Vortigern, Jacob, Lucanus and Ambrose and I, along with several others including Pellus, Cyrus Appius and some of Vortigern's circle, had formed a loose-knit caucus, gathering on most evenings, those of us who had no other duties, in one such place, which we had named the Carpe Diem, in recognition of the brevity of its existence—past and future—and of its owner's opportunism. As frequently happens in such instances, our presence attracted other soldiers but repelled most civilians, so that in a matter of days the Carpe Diem had become acknowledged as a soldiers' haunt.

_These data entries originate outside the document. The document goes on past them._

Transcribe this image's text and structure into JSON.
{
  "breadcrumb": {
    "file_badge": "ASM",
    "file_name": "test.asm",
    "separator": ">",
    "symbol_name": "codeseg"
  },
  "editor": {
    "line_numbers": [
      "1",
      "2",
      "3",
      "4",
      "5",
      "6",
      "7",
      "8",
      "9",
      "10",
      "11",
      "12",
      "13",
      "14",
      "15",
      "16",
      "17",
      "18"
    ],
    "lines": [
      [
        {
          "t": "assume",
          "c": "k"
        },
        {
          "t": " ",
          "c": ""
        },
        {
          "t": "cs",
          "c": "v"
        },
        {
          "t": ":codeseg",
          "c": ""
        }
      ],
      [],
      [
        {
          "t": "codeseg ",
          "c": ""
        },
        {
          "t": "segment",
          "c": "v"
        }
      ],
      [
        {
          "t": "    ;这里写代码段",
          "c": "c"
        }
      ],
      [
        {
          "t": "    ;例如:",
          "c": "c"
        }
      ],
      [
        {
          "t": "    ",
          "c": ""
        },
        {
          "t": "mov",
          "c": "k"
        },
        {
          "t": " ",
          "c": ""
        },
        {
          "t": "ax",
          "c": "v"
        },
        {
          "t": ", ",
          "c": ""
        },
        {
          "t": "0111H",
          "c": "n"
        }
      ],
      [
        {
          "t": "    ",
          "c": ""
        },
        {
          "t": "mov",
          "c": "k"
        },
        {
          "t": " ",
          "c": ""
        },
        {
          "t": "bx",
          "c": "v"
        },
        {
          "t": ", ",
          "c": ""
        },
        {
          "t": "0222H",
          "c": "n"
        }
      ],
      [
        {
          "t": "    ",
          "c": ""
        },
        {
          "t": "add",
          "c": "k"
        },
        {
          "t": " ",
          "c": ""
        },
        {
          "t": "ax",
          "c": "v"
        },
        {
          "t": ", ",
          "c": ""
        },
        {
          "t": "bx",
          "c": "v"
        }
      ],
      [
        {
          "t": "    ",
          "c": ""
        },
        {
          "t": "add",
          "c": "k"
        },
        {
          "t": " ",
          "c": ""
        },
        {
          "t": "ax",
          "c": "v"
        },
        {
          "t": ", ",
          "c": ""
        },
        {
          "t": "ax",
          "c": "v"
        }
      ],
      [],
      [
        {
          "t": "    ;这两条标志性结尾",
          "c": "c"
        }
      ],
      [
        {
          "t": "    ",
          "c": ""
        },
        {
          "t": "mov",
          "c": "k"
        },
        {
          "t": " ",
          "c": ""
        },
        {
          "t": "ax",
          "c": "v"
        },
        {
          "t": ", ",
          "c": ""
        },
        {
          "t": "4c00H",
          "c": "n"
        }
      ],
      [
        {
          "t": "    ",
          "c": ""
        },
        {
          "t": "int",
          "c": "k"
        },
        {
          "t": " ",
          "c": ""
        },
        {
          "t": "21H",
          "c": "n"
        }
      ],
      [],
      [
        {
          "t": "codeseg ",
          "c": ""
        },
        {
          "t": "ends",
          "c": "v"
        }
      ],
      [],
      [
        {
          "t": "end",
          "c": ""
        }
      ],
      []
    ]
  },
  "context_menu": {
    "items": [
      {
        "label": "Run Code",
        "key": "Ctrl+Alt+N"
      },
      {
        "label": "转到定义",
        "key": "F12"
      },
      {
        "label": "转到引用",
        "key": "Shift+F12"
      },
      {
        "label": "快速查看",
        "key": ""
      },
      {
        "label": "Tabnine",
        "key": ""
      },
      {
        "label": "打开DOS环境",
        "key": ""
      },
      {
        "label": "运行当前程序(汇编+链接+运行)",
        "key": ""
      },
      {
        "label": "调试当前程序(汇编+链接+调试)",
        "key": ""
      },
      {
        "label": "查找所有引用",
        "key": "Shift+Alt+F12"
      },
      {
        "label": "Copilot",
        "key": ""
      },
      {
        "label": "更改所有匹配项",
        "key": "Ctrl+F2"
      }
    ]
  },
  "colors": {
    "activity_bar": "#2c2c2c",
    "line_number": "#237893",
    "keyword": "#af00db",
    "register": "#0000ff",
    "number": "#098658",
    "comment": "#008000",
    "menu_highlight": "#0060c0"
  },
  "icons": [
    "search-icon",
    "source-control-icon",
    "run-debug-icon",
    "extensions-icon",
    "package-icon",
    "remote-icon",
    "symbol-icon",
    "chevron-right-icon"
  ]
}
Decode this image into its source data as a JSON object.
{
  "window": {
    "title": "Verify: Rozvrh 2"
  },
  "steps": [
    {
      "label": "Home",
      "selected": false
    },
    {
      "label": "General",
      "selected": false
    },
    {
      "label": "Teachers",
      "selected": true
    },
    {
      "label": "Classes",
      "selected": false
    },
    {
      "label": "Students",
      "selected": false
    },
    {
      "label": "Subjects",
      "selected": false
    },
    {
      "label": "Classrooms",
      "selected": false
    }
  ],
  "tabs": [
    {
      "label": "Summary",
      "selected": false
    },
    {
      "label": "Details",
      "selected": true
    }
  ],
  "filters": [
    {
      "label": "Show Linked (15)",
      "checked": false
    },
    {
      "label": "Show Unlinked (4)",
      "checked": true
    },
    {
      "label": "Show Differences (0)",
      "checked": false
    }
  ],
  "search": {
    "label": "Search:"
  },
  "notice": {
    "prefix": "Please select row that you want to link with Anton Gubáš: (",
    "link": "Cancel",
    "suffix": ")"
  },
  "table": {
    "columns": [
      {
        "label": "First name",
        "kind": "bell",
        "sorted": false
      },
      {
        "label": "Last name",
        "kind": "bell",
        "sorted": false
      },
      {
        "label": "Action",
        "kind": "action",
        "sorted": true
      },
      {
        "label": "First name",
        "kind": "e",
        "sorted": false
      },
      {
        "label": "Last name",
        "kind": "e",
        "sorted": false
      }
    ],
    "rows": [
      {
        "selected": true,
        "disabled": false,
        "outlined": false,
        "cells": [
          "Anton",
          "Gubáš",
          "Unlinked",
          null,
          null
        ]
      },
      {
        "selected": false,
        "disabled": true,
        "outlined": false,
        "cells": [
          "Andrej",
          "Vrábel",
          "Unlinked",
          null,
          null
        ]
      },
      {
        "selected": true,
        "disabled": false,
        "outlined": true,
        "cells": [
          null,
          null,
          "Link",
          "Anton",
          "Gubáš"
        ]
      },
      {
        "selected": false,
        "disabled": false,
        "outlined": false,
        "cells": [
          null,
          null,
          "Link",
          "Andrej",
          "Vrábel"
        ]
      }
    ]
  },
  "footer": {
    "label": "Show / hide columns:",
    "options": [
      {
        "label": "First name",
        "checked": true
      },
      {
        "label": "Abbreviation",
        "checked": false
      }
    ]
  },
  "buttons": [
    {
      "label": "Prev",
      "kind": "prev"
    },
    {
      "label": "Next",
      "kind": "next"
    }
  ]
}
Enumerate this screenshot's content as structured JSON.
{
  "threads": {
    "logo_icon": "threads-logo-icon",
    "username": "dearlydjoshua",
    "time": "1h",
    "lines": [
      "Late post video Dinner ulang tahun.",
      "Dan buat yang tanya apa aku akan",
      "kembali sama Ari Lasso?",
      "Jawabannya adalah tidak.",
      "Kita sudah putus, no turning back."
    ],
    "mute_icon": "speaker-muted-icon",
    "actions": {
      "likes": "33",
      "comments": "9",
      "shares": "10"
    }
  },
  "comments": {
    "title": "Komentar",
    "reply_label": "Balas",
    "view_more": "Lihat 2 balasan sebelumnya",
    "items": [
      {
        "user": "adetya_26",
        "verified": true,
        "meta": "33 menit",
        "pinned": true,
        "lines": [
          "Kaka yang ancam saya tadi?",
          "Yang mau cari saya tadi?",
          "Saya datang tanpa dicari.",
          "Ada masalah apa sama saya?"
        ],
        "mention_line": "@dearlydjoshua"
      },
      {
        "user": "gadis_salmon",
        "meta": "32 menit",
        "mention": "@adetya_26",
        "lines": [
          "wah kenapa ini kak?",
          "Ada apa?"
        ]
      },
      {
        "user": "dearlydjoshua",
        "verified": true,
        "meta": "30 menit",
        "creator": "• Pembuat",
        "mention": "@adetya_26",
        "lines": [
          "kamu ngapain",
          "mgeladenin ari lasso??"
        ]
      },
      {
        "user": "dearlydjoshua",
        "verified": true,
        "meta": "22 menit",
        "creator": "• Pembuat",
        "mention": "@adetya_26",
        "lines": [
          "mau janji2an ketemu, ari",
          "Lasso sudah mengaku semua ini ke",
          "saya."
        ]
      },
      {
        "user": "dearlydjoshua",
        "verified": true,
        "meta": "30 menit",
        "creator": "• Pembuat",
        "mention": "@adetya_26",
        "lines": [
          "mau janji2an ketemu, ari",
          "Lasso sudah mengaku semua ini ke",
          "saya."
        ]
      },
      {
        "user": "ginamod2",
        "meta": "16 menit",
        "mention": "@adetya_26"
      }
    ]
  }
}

On this particular evening, however, I had fallen victim to my conscience and remained in camp to show my face among our troopers and to bring my daily journal up to date, a task I loathed but one that had a long tradition in Camulod. The custom had begun with my grandfather, whose insistence upon keeping such a record had been the only thing that had saved the lives of all his men, as well as himself and my great-uncle Publius from charges of desertion and sedition. From that day forward, every expedition led by my grandfather or any of his family or descendants had been carefully chronicled from day to day. In my case, I was literate enough, and facile enough, to have perfected the art of keeping concise notations on each day's events. From time to time, however, normally once every third day, I would review these notes and amplify them into the form of a journal.
Such was my task this evening. Feeling the cold in my fingertips, I had asked Donuil to light a brazier in my tent, and had swung around my father's old campaign desk so that my back and my right side could enjoy the heat from the glowing fire. It was late, long since dark, but the proximity of so many clerics had produced a beneficial glut of splendid wax candles, fifteen of which burned steadily and luxuriously in three tripod-mounted holders around the back and sides of the desk, allowing me to write in unaccustomed brightness and comfort.